The capability to include extra models is also useful for prosthetic control, specifically for finding differential commands for each robot joint based on predicted endpoint positions. Determining appropriate commands requires inverse kinematics, but this calculation for a redundant four degree-of-freedom robot (non-unique endpoint to joint angles mapping) does not have a closed form solution (Craig, 1989). Joint angles can be found via optimization, but it is not guaranteed to find a feasible solution. Error checking and repeated optimizations consume the computing budget. Parallel computation increases the probability of at least one feasible solution in minimal time.
The CW does face a number of possible limitations. The major impediment is that researchers have developed their own models and are not able to devote resources to convert them to C++ compatible with the CW’s API. This could limit both the number of available models in the toolbox and number of CW users (to refine said models). Future CW development may expand support for models written in other languages (e.g. Matlab, Python); however, CW adoption may be too time consuming for some labs. Modeling flexibility could be helpful for users who do use the CW; however, middleware is only responsible for checking that users’ code includes a set of data structures for communication – there is no check whether the code works. Users will need to validate models on similar processing architectures before uploading them to the CW. Additionally, transmitting neurophysiological data from animals or humans across the Internet could raise privacy and security concerns [e.g. compliance with Health Insurance Portability and Accountability Act (HIPAA) laws]. Finally, real-time communication cannot be guaranteed for arbitrary Internet connections whose communication latencies are excessive.
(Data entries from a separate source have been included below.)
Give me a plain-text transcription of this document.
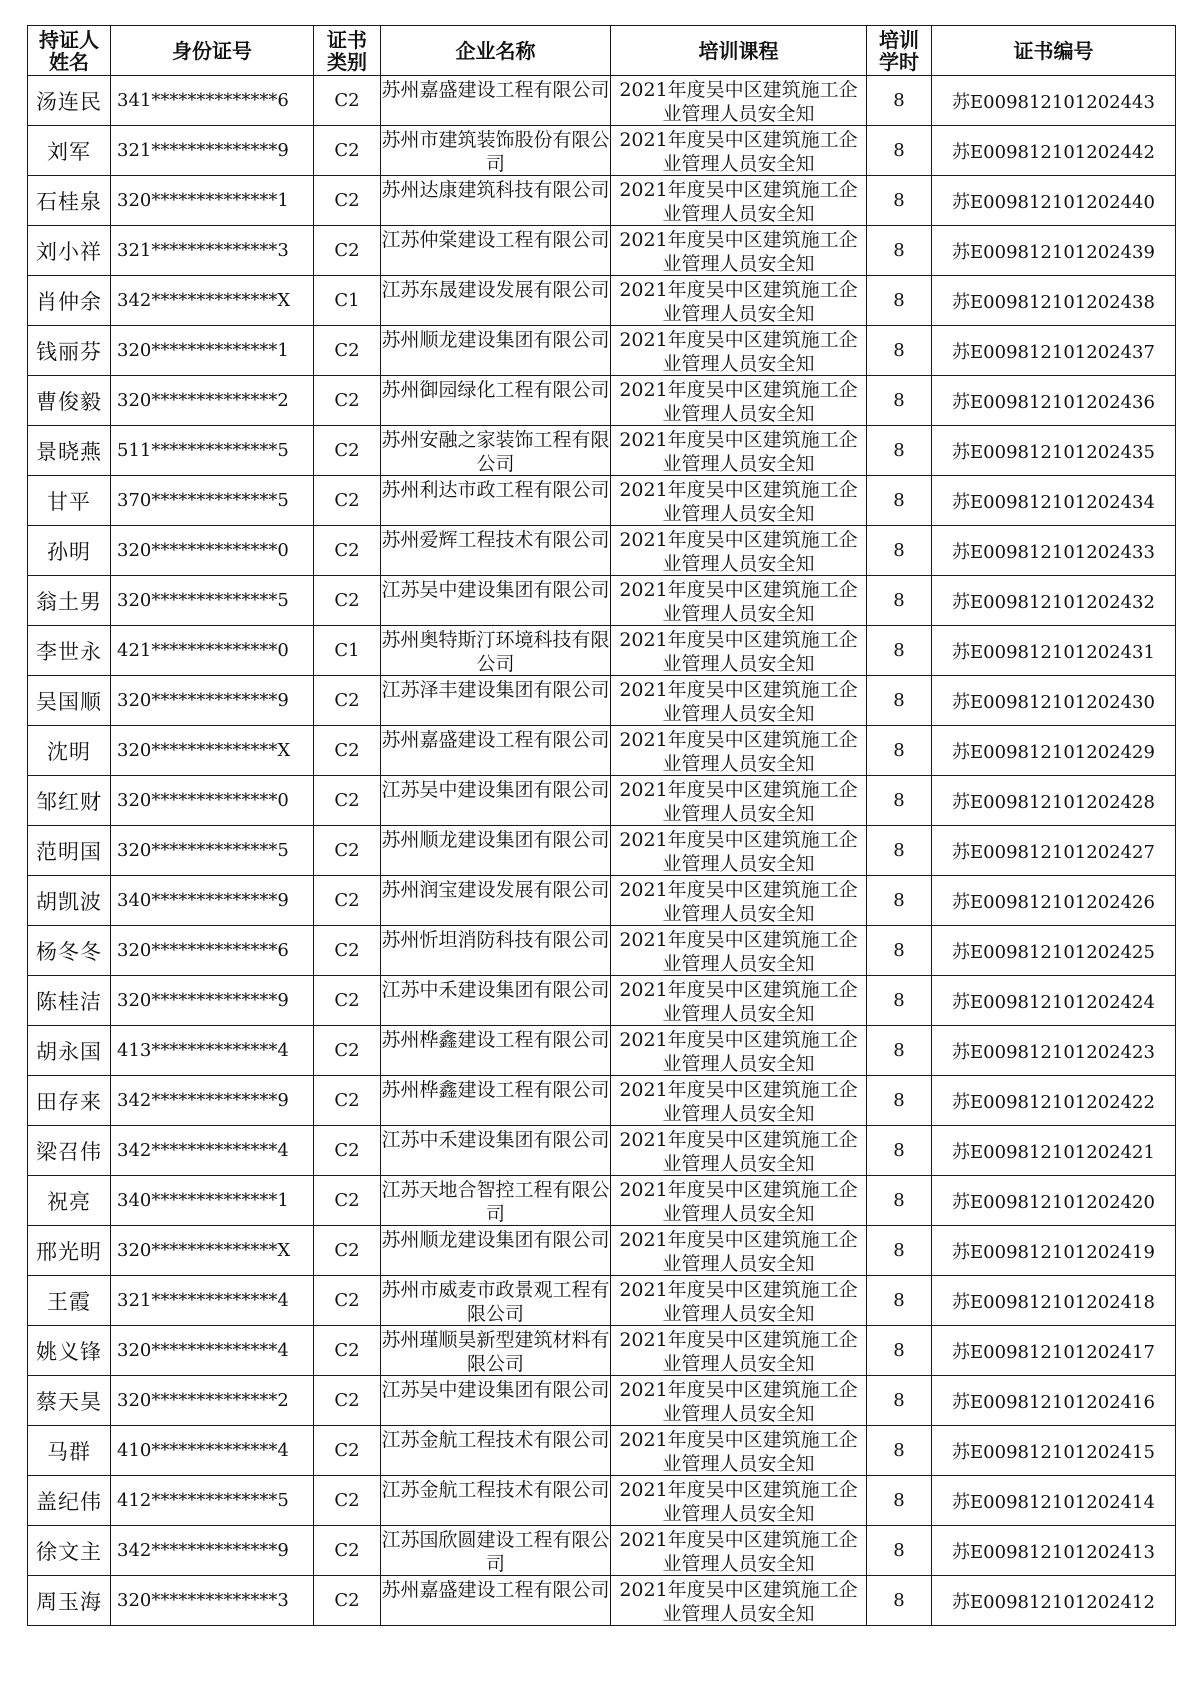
持证人姓名	身份证号	证书类别	企业名称	培训课程	培训学时	证书编号
汤连民	341**************6	C2	苏州嘉盛建设工程有限公司	2021年度吴中区建筑施工企业管理人员安全知	8	苏E009812101202443
刘军	321**************9	C2	苏州市建筑装饰股份有限公司	2021年度吴中区建筑施工企业管理人员安全知	8	苏E009812101202442
石桂泉	320**************1	C2	苏州达康建筑科技有限公司	2021年度吴中区建筑施工企业管理人员安全知	8	苏E009812101202440
刘小祥	321**************3	C2	江苏仲棠建设工程有限公司	2021年度吴中区建筑施工企业管理人员安全知	8	苏E009812101202439
肖仲余	342**************X	C1	江苏东晟建设发展有限公司	2021年度吴中区建筑施工企业管理人员安全知	8	苏E009812101202438
钱丽芬	320**************1	C2	苏州顺龙建设集团有限公司	2021年度吴中区建筑施工企业管理人员安全知	8	苏E009812101202437
曹俊毅	320**************2	C2	苏州御园绿化工程有限公司	2021年度吴中区建筑施工企业管理人员安全知	8	苏E009812101202436
景晓燕	511**************5	C2	苏州安融之家装饰工程有限公司	2021年度吴中区建筑施工企业管理人员安全知	8	苏E009812101202435
甘平	370**************5	C2	苏州利达市政工程有限公司	2021年度吴中区建筑施工企业管理人员安全知	8	苏E009812101202434
孙明	320**************0	C2	苏州爱辉工程技术有限公司	2021年度吴中区建筑施工企业管理人员安全知	8	苏E009812101202433
翁土男	320**************5	C2	江苏吴中建设集团有限公司	2021年度吴中区建筑施工企业管理人员安全知	8	苏E009812101202432
李世永	421**************0	C1	苏州奥特斯汀环境科技有限公司	2021年度吴中区建筑施工企业管理人员安全知	8	苏E009812101202431
吴国顺	320**************9	C2	江苏泽丰建设集团有限公司	2021年度吴中区建筑施工企业管理人员安全知	8	苏E009812101202430
沈明	320**************X	C2	苏州嘉盛建设工程有限公司	2021年度吴中区建筑施工企业管理人员安全知	8	苏E009812101202429
邹红财	320**************0	C2	江苏吴中建设集团有限公司	2021年度吴中区建筑施工企业管理人员安全知	8	苏E009812101202428
范明国	320**************5	C2	苏州顺龙建设集团有限公司	2021年度吴中区建筑施工企业管理人员安全知	8	苏E009812101202427
胡凯波	340**************9	C2	苏州润宝建设发展有限公司	2021年度吴中区建筑施工企业管理人员安全知	8	苏E009812101202426
杨冬冬	320**************6	C2	苏州忻坦消防科技有限公司	2021年度吴中区建筑施工企业管理人员安全知	8	苏E009812101202425
陈桂洁	320**************9	C2	江苏中禾建设集团有限公司	2021年度吴中区建筑施工企业管理人员安全知	8	苏E009812101202424
胡永国	413**************4	C2	苏州桦鑫建设工程有限公司	2021年度吴中区建筑施工企业管理人员安全知	8	苏E009812101202423
田存来	342**************9	C2	苏州桦鑫建设工程有限公司	2021年度吴中区建筑施工企业管理人员安全知	8	苏E009812101202422
梁召伟	342**************4	C2	江苏中禾建设集团有限公司	2021年度吴中区建筑施工企业管理人员安全知	8	苏E009812101202421
祝亮	340**************1	C2	江苏天地合智控工程有限公司	2021年度吴中区建筑施工企业管理人员安全知	8	苏E009812101202420
邢光明	320**************X	C2	苏州顺龙建设集团有限公司	2021年度吴中区建筑施工企业管理人员安全知	8	苏E009812101202419
王霞	321**************4	C2	苏州市威麦市政景观工程有限公司	2021年度吴中区建筑施工企业管理人员安全知	8	苏E009812101202418
姚义锋	320**************4	C2	苏州瑾顺昊新型建筑材料有限公司	2021年度吴中区建筑施工企业管理人员安全知	8	苏E009812101202417
蔡天昊	320**************2	C2	江苏吴中建设集团有限公司	2021年度吴中区建筑施工企业管理人员安全知	8	苏E009812101202416
马群	410**************4	C2	江苏金航工程技术有限公司	2021年度吴中区建筑施工企业管理人员安全知	8	苏E009812101202415
盖纪伟	412**************5	C2	江苏金航工程技术有限公司	2021年度吴中区建筑施工企业管理人员安全知	8	苏E009812101202414
徐文主	342**************9	C2	江苏国欣圆建设工程有限公司	2021年度吴中区建筑施工企业管理人员安全知	8	苏E009812101202413
周玉海	320**************3	C2	苏州嘉盛建设工程有限公司	2021年度吴中区建筑施工企业管理人员安全知	8	苏E009812101202412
Overall, this solution for distributed BMIs could lay the ground for scalable middleware techniques that, in the long run, can support increasingly elaborate neurophysiologic research test beds in which subjects can carry out more complex tasks. These advanced test beds will be essential for the development and optimization of the computational components that can be implemented on future workstations with multiple multi-core processors which, collectively, will be able to provide the necessary resources for deeper study of neural coding and function. This new computational platform is transformative by providing: (1) access to user friendly interfaces to dynamically manage and analyze experiments, (2) unrestricted computer power for simulation, signal processing of brain signals and experimental control, (3) huge storage for data and (4) real-time and closed-loop subject feedback, 24/7, anywhere in the world.
The authors declare that the research was conducted in the absence of any commercial or financial relationships that could be construed as a potential conflict of interest.
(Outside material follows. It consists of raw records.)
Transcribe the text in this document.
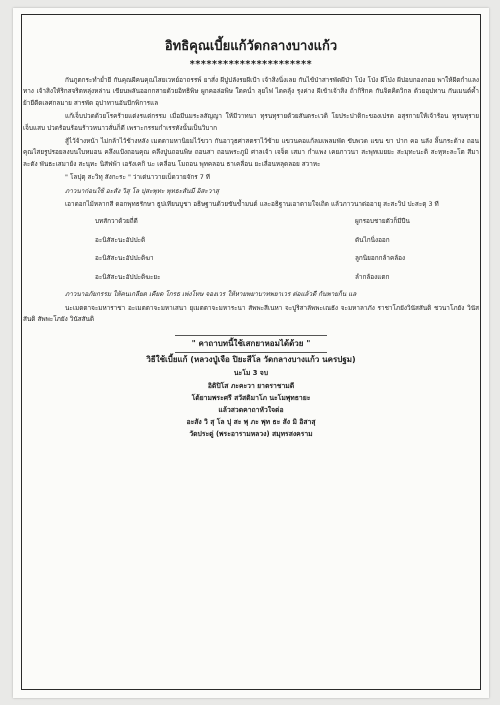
อิทธิคุณเบี้ยแก้วัดกลางบางแก้ว
**********************

กันภูตกระทำย่ำยี กันคุณผีคนคุณไสยเวทย์อาถรรพ์ ยาสั่ง ผีปูปลังรยผีเป้า เจ้าสิงนิ่งเลย กันไข้ป่าสารพัดผีป่า โป่ง โป่ง ผีโป่ง ผีปอบกองกอย พาให้ผีตกำแลงทาง เจ้าสิงให้ริกสจริตหลุ่งหล่าน เขียนพลันออกกสายด้วยอิทธิพิษ ผูกคอล่อพิษ ใดคน่ำ ลุยไฟ ไดคลุ้ง รุงค่าง ผีเข้าเจ้าสิง ถ้ากิริกค กันจิตคิดวิกล ด้วยอุปทาน กันเมนต์ค้ำ ย้ายืดืดเลศกลมาย สารพัด อุปาทานอันบีกพิการแล

แก้เจ็บปวดด้วยโรคร้ายแต่งรแต่กรรม เมื่อมีนมระลสัญญา ให้มีวาทนา ทุรนทุรายด้วยสันตระเวติ โยประปาติกะของเปรต อสุรกายให้เจ้าร้อน ทุรนทุราย เจ็บแสบ ปวดร้อนร้อนร้าวหนาวสั่นก็ดี เพราะกรรมกำเรรทังนั้นเป็นวิบาก

สู้ไว้จ้างหน้า ไม่กล้าไว้ช้างหลัง เมตตามหานิยมไว้ขวา กันอาวุธศาสตราไว้ซ้าย แขวนคอแก้ลมเพลมพัด ขับพวด แขน ขา ปาก คอ นลัง ลิ้นกระด้าง ถอนคุณไสยรูปรอยลงบนใบหมอน คลึงแป้งถอนคุณ คลึงปูนถอนพิษ ถอนสา ถอนพระภูมิ ศาลเจ้า เจจ็ด เสมา กำแพง เคยภาวนา สะพุทเมยยะ สะมุทะนะติ สะหุหะละโต สีมาละตัง พันธะเสมาย้ง สะนุทะ นิสัฟพ้า เอรังเคกิ นะ เคลื่อน โมถอน พุทคลอน ธาเคลื่อน ยะเลื่อนหลุดลอย สวาหะ

" โลปุตุ สะวิทุ สังกะระ " ว่าเต่นาวายเบ็ดวายจักร 7 ที

ภาวนาก่อนใช้ อะสัง วิสุ โล ปุสะพุทะ พุทธะสันมี อิสะวาสุ

เอาดอกไม้หลากสี ดอกพุทธรักษา ธูปเทียนบูชา อธิษฐานด้วยขันข้ำมนต์ และอธิฐานเอาตามใจเถิด แล้วภาวนาต่ออายุ สะสะวิป ปะสะตุ 3 ที

บทสักวาด้วยถี่ดี	ผูกรอบชายตัวก็มีปืน
อะนิสัสะนะอัปปะติ	ดันไกนิ่งออก
อะนิสัสะนะอัปปะติฆา	ลูกนิยอกกล้าคล้อง
อะนิสัสะนะอัปปะติฆะยะ	ลำกล้องแตก

ภาวนาอภัยกรรม ให้คนเกลียด เคียด โกรธ เพ่งโทษ จองเวร ให้หายพยาบาทพยาเวร ต่อแล้วดี กันพายก็น แล

นะเมตตาจะมหาราชา อะเมตตาจะมหาเสนา ยุเมตตาจะมหาระนา สัพพะสีเนหา จะปูริสาลัพพะเณธัง จะมหาลาภัง ราชาโภยังวินัสสันติ ชวนาโภยัง วินัสสันติ สัพพะโภยัง วินัสสันติ

" คาถาบทนี้ใช้เสกยาหอมได้ด้วย "
วิธีใช้เบี้ยแก้ (หลวงปู่เจือ ปิยะสีโล วัดกลางบางแก้ว นครปฐม)
นะโม 3 จบ
อิติปิโส ภะคะวา ยาตราชามดี
โต้ยามพระศรี สวัสติมาโภ นะโมพุทธายะ
แล้วสวดคาถาหัวใจต่อ
อะสัง วิ สุ โล ปุ สะ พุ ภะ พุท ธะ สัง มิ อิสาสุ
วัดประดู่ (พระอารามหลวง) สมุทรสงคราม
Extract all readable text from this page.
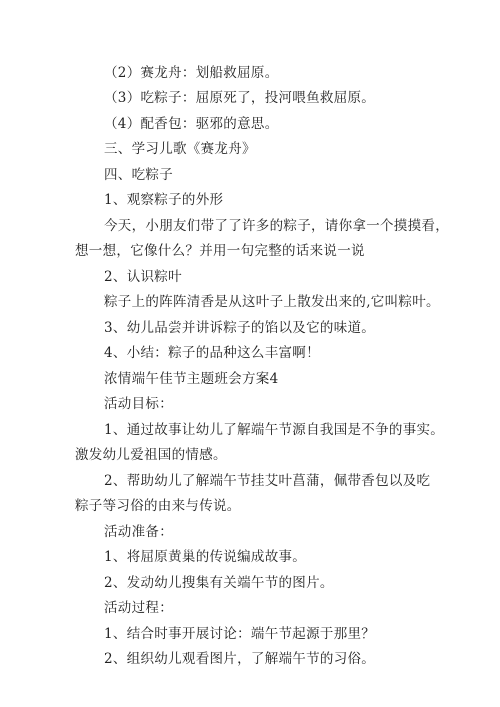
（2）赛龙舟：划船救屈原。
（3）吃粽子：屈原死了，投河喂鱼救屈原。
（4）配香包：驱邪的意思。
三、学习儿歌《赛龙舟》
四、吃粽子
1、观察粽子的外形
今天，小朋友们带了了许多的粽子，请你拿一个摸摸看，
想一想，它像什么？并用一句完整的话来说一说
2、认识粽叶
粽子上的阵阵清香是从这叶子上散发出来的,它叫粽叶。
3、幼儿品尝并讲诉粽子的馅以及它的味道。
4、小结：粽子的品种这么丰富啊！
浓情端午佳节主题班会方案4
活动目标：
1、通过故事让幼儿了解端午节源自我国是不争的事实。
激发幼儿爱祖国的情感。
2、帮助幼儿了解端午节挂艾叶菖蒲，佩带香包以及吃
粽子等习俗的由来与传说。
活动准备：
1、将屈原黄巢的传说编成故事。
2、发动幼儿搜集有关端午节的图片。
活动过程：
1、结合时事开展讨论：端午节起源于那里？
2、组织幼儿观看图片，了解端午节的习俗。
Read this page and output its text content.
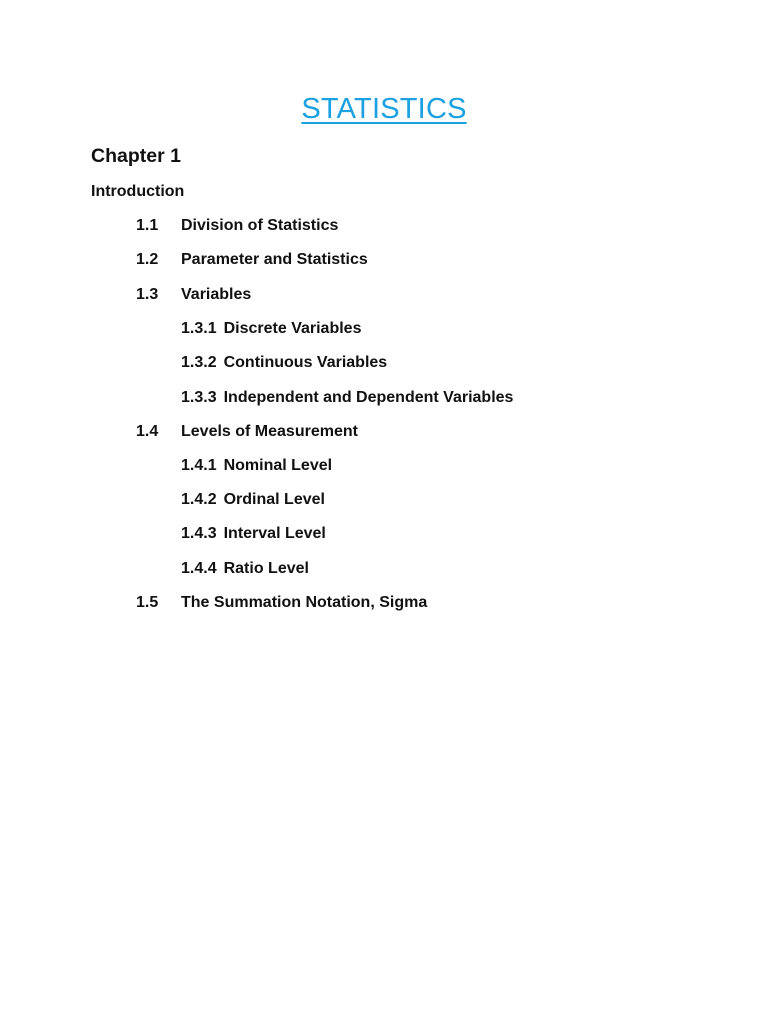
STATISTICS
Chapter 1
Introduction
1.1 Division of Statistics
1.2 Parameter and Statistics
1.3 Variables
1.3.1 Discrete Variables
1.3.2 Continuous Variables
1.3.3 Independent and Dependent Variables
1.4 Levels of Measurement
1.4.1 Nominal Level
1.4.2 Ordinal Level
1.4.3 Interval Level
1.4.4 Ratio Level
1.5 The Summation Notation, Sigma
This work was funded by the NSF under Grant #CNS-0540304. We thank Loris Marchal for his development of RLS algorithms for pilot testing of the CW.
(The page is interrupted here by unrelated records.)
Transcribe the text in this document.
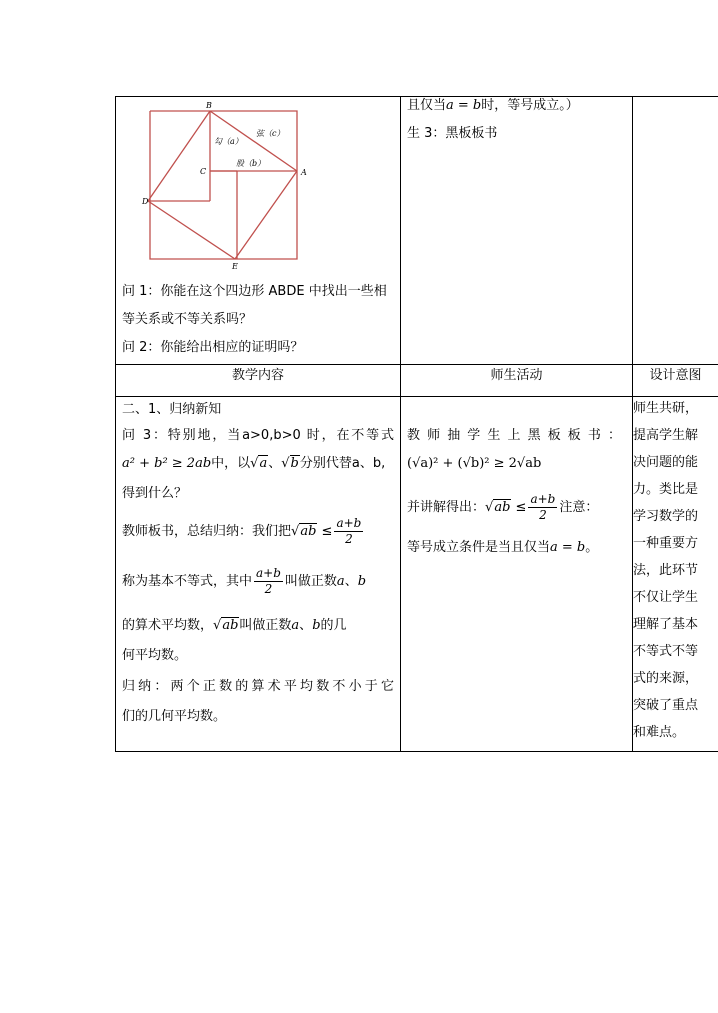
B
A
C
D
E
勾（a）
弦（c）
股（b）
问 1：你能在这个四边形 ABDE 中找出一些相
等关系或不等关系吗？
问 2：你能给出相应的证明吗？
且仅当a = b时，等号成立。）
生 3：黑板板书
教学内容	师生活动	设计意图
二、1、归纳新知
问 3：特别地，当a>0,b>0 时，在不等式
a² + b² ≥ 2ab中，以√a、√b分别代替a、b,
得到什么？
教师板书，总结归纳：我们把$√ab \le \frac{a+b}{2}$
称为基本不等式，其中 $\frac{a+b}{2}$ 叫做正数a、b
的算术平均数，√ab叫做正数a、b的几
何平均数。
归纳：两个正数的算术平均数不小于它
们的几何平均数。
教师抽学生上黑板板书：
(√a)² + (√b)² ≥ 2√ab
并讲解得出：$√ab \le \frac{a+b}{2}$ 注意：
等号成立条件是当且仅当a = b。
师生共研，
提高学生解
决问题的能
力。类比是
学习数学的
一种重要方
法，此环节
不仅让学生
理解了基本
不等式不等
式的来源，
突破了重点
和难点。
- ^The NRG lab uses Tucker-Davis Technologies (Alachua, FL USA) devices; however, the CW should generalize to any recording hardware with buffers that can be sampled within experiment time limits (e.g. 25–100 ms).
- ^For typical experiments, the minimum (average) inter-trial time was 1:06 [m:ss] (2:12). Using 18 VMs (smaller network than Figure 5; local computation time was 15:33), the entire initialization time was 1:26. Given data, we could theoretically train the networks quickly enough that the user may not notice the delay before they were able to control the prosthetic.